The Randas have since claimed the trailer as a principal residence. The couple rents a home in Sonoma, but Tom Randa says he frequently stays in the trailer when working in Los Angeles.
John Costello, a realty specialist for the national recreation area, said he has no proof that the trailer was a residence. “I’ve been up there on any number of occasions, and it’s been vacant,” he said.
Appealed the Matter
The Randas have appealed the matter to the Department of Interior’s Office of Hearings and Appeals in Washington, D. C.
While the Randa trailer remains on federal land, the Randas won’t allow the Park Service to cross their property to reach the federal tract, which is only accessible by road through the Randa’s land.
In a memo in Park Service files, John Costello said that when he complained about the access problem to Tom Randa last summer, Randa suggested that he climb a steep hillside to get to the federal tract.
“He referred to this hillside as a rattlesnake breeding ground,” Costello said.
The Randas have carried the battle to the political arena as well. Pat Randa, 30, until recently served on the staff of the National Inholders Assn., which represents landowners surrounded by government-managed lands.
She said she is now executive director of the Citizens Land Alliance, a similar property rights group active in the Bay Area.
Nominated for Post
In 1981, Pat Randa was nominated by county Supervisor Mike Antonovich to a seat on the board of the Santa Monica Mountains Conservancy, a state agency set up to help the Park Service buy land for the national recreation area.
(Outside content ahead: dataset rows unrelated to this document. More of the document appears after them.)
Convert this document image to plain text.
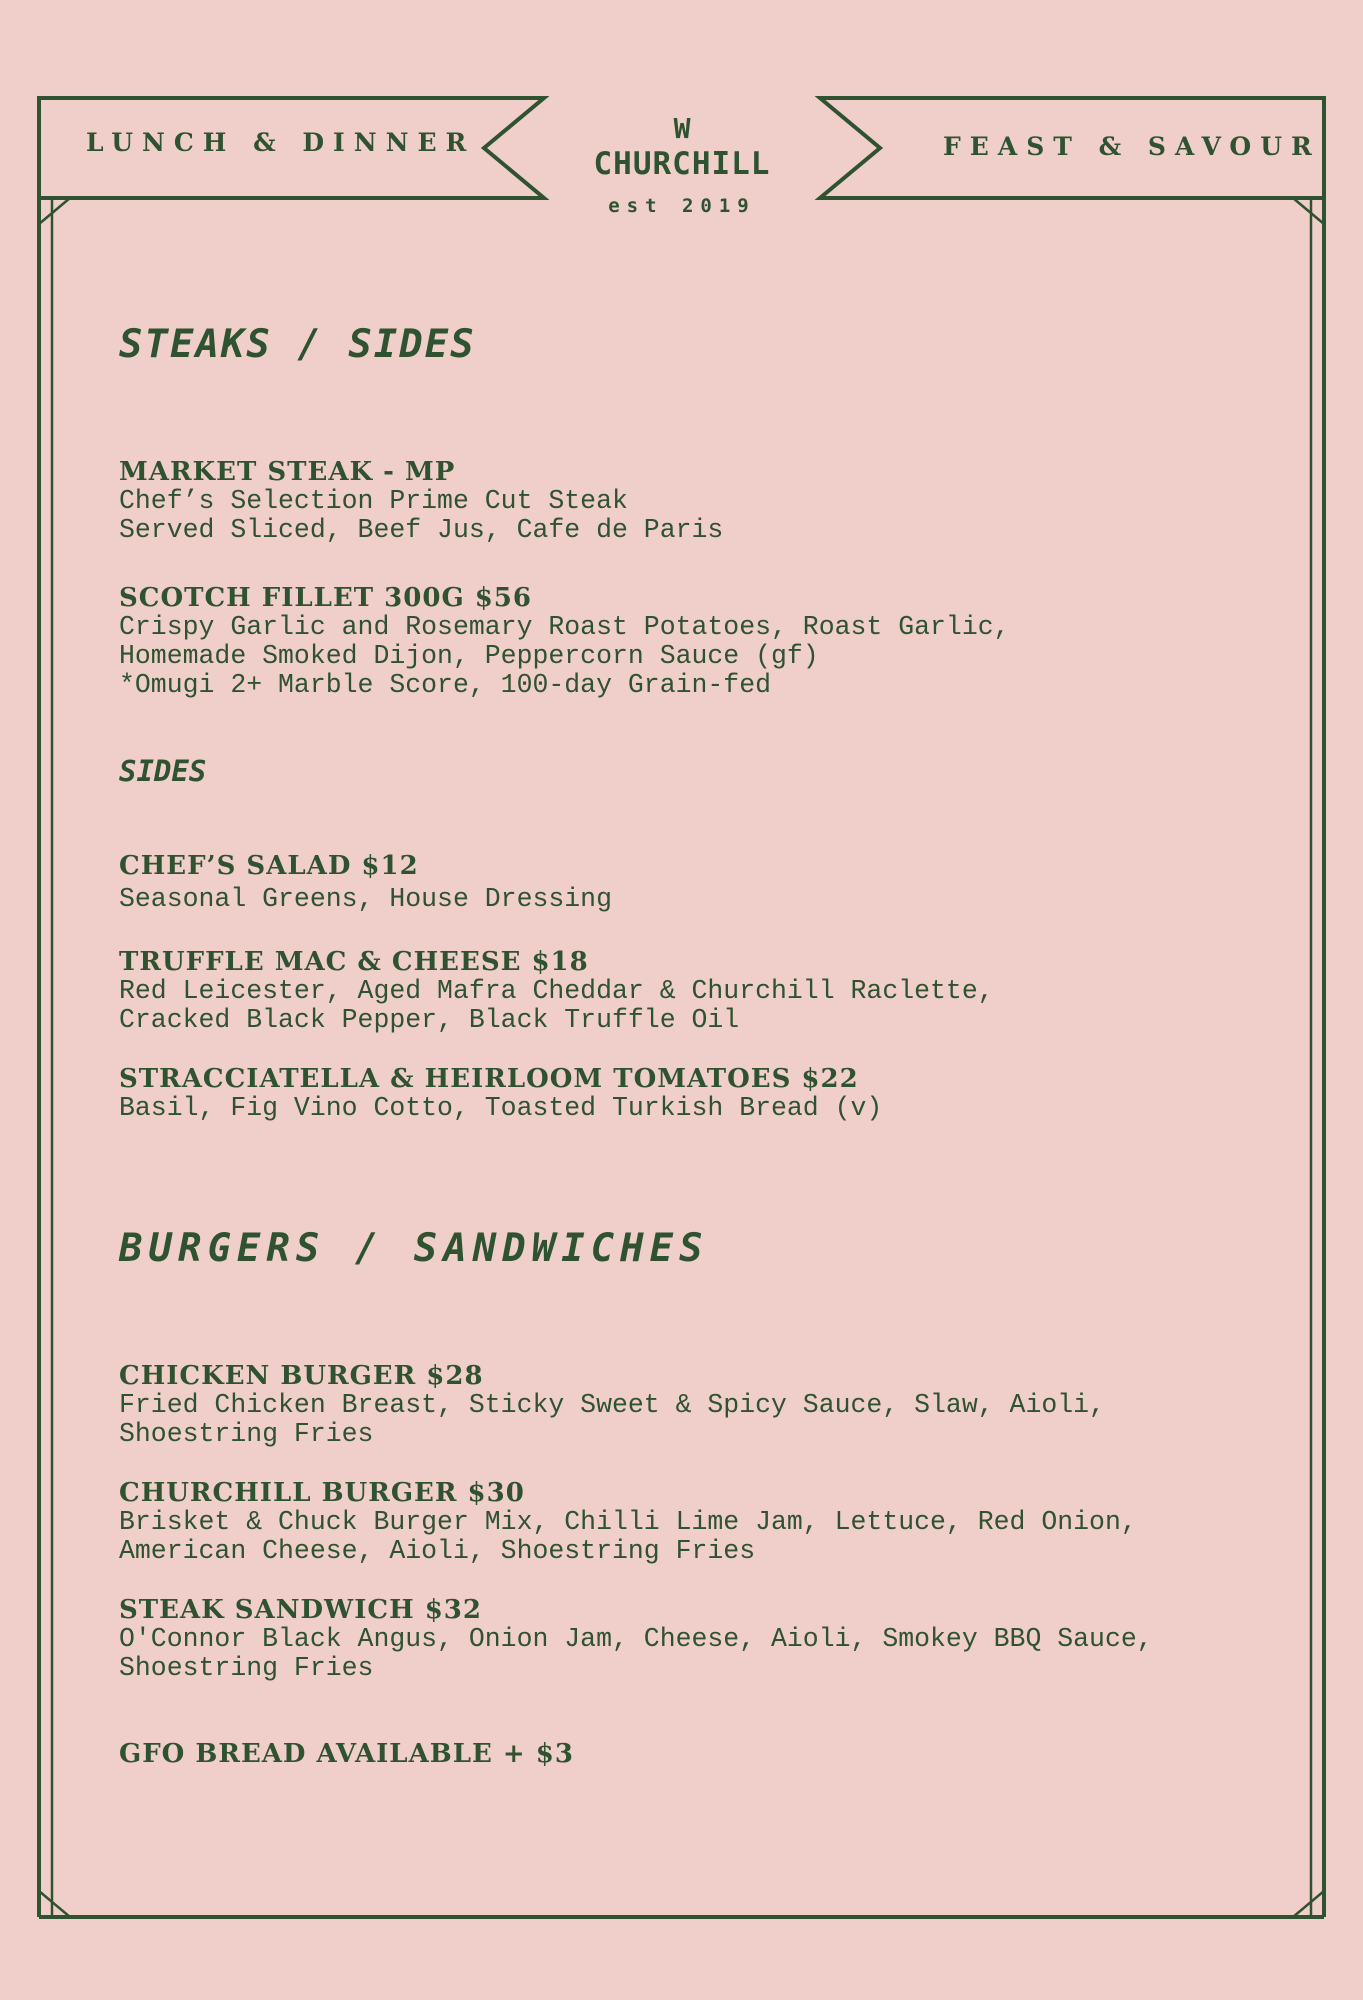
LUNCH & DINNER	FEAST & SAVOUR
W
CHURCHILL
est 2019
STEAKS / SIDES
MARKET STEAK - MP
Chef’s Selection Prime Cut Steak
Served Sliced, Beef Jus, Cafe de Paris
SCOTCH FILLET 300G $56
Crispy Garlic and Rosemary Roast Potatoes, Roast Garlic,
Homemade Smoked Dijon, Peppercorn Sauce (gf)
*Omugi 2+ Marble Score, 100-day Grain-fed
SIDES
CHEF’S SALAD $12
Seasonal Greens, House Dressing
TRUFFLE MAC & CHEESE $18
Red Leicester, Aged Mafra Cheddar & Churchill Raclette,
Cracked Black Pepper, Black Truffle Oil
STRACCIATELLA & HEIRLOOM TOMATOES $22
Basil, Fig Vino Cotto, Toasted Turkish Bread (v)
BURGERS / SANDWICHES
CHICKEN BURGER $28
Fried Chicken Breast, Sticky Sweet & Spicy Sauce, Slaw, Aioli,
Shoestring Fries
CHURCHILL BURGER $30
Brisket & Chuck Burger Mix, Chilli Lime Jam, Lettuce, Red Onion,
American Cheese, Aioli, Shoestring Fries
STEAK SANDWICH $32
O'Connor Black Angus, Onion Jam, Cheese, Aioli, Smokey BBQ Sauce,
Shoestring Fries
GFO BREAD AVAILABLE + $3
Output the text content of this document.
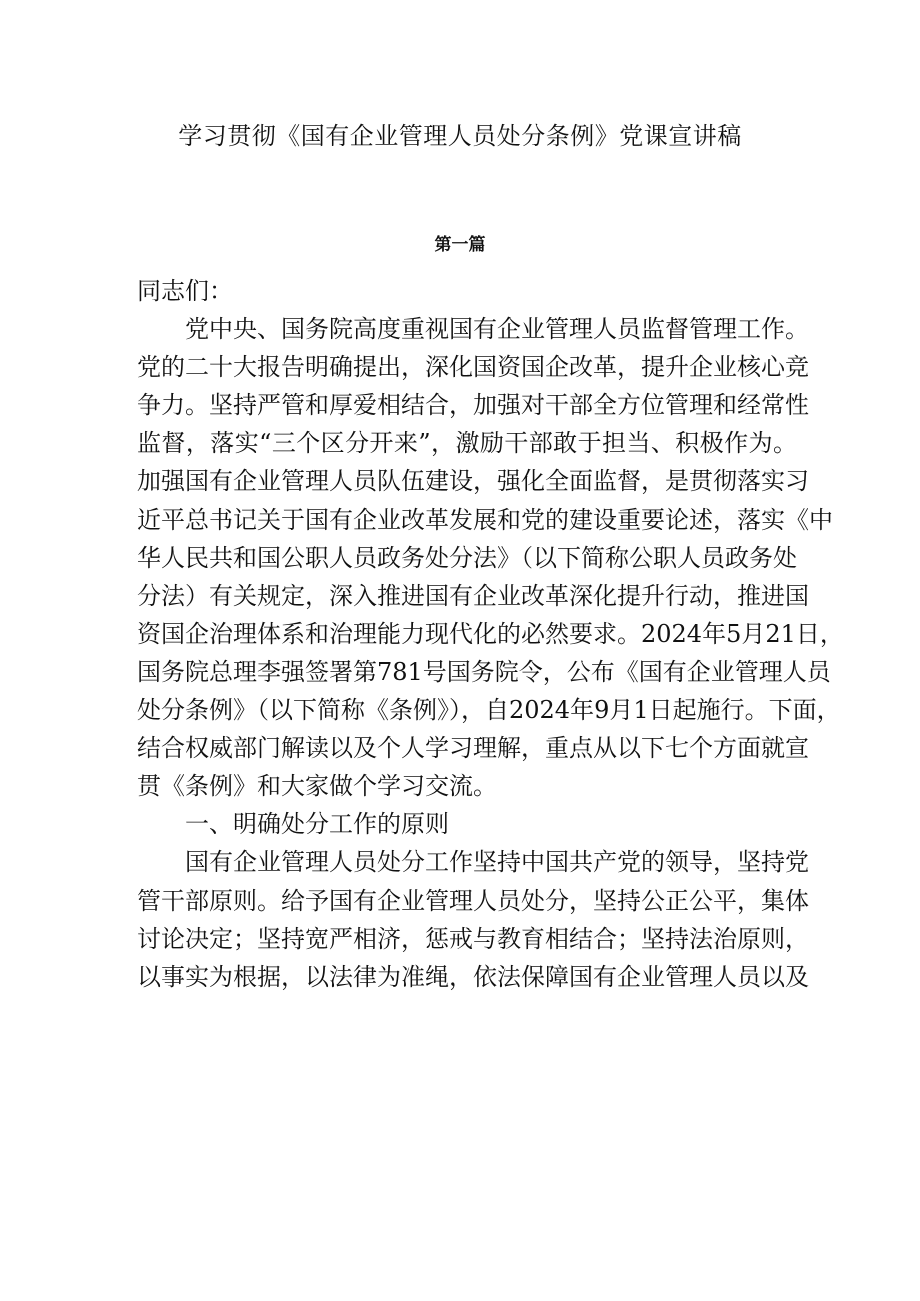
学习贯彻《国有企业管理人员处分条例》党课宣讲稿
第一篇
同志们：
党中央、国务院高度重视国有企业管理人员监督管理工作。
党的二十大报告明确提出，深化国资国企改革，提升企业核心竞
争力。坚持严管和厚爱相结合，加强对干部全方位管理和经常性
监督，落实“三个区分开来”，激励干部敢于担当、积极作为。
加强国有企业管理人员队伍建设，强化全面监督，是贯彻落实习
近平总书记关于国有企业改革发展和党的建设重要论述，落实《中
华人民共和国公职人员政务处分法》（以下简称公职人员政务处
分法）有关规定，深入推进国有企业改革深化提升行动，推进国
资国企治理体系和治理能力现代化的必然要求。2024年5月21日，
国务院总理李强签署第781号国务院令，公布《国有企业管理人员
处分条例》（以下简称《条例》），自2024年9月1日起施行。下面，
结合权威部门解读以及个人学习理解，重点从以下七个方面就宣
贯《条例》和大家做个学习交流。
一、明确处分工作的原则
国有企业管理人员处分工作坚持中国共产党的领导，坚持党
管干部原则。给予国有企业管理人员处分，坚持公正公平，集体
讨论决定；坚持宽严相济，惩戒与教育相结合；坚持法治原则，
以事实为根据，以法律为准绳，依法保障国有企业管理人员以及
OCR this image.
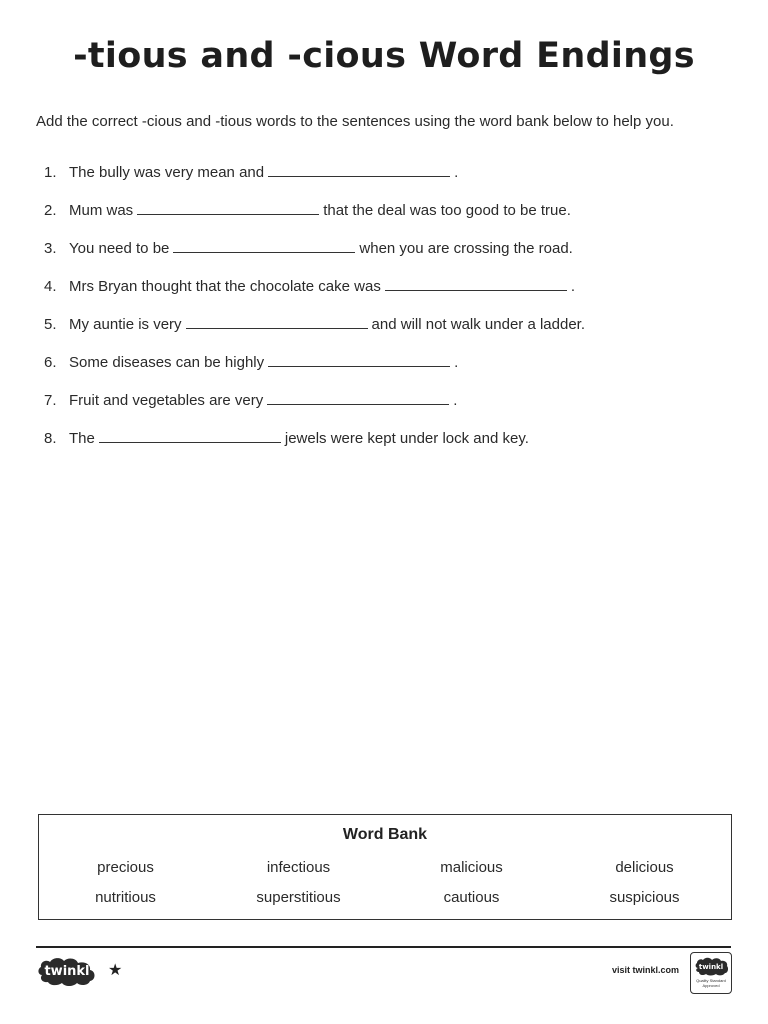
-tious and -cious Word Endings
Add the correct -cious and -tious words to the sentences using the word bank below to help you.
1. The bully was very mean and	.
2. Mum was	that the deal was too good to be true.
3. You need to be	when you are crossing the road.
4. Mrs Bryan thought that the chocolate cake was	.
5. My auntie is very	and will not walk under a ladder.
6. Some diseases can be highly	.
7. Fruit and vegetables are very	.
8. The	jewels were kept under lock and key.
Word Bank
precious	infectious	malicious	delicious
nutritious	superstitious	cautious	suspicious
twinkl ★	visit twinkl.com	twinkl
Quality Standard Approved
Randa, who supported then-Interior Secretary James G. Watt’s bid to halt the growth of the mountain park, withdrew her name.
Joseph M. Gughemetti, the Randa’s lawyer and president of a property rights foundation called the American Land Alliance, said the couple has had a hard time because of these political involvements.
“(Pat) Randa was the one always at hearings saying the little property owner is getting screwed,” Gughemetti said. “She’s got a political track record of opposing the very people who are going after her.”
As Tom Randa sees it, “The American dream is owning your own place with your family.” The mountain site “was my choice for my American dream. . . .
“I didn’t move up there to ruin the place,” he said. The house “is going to blend into the surroundings so you won’t even know it’s there. . . .
“I hope to win awards with what I’m going to build.”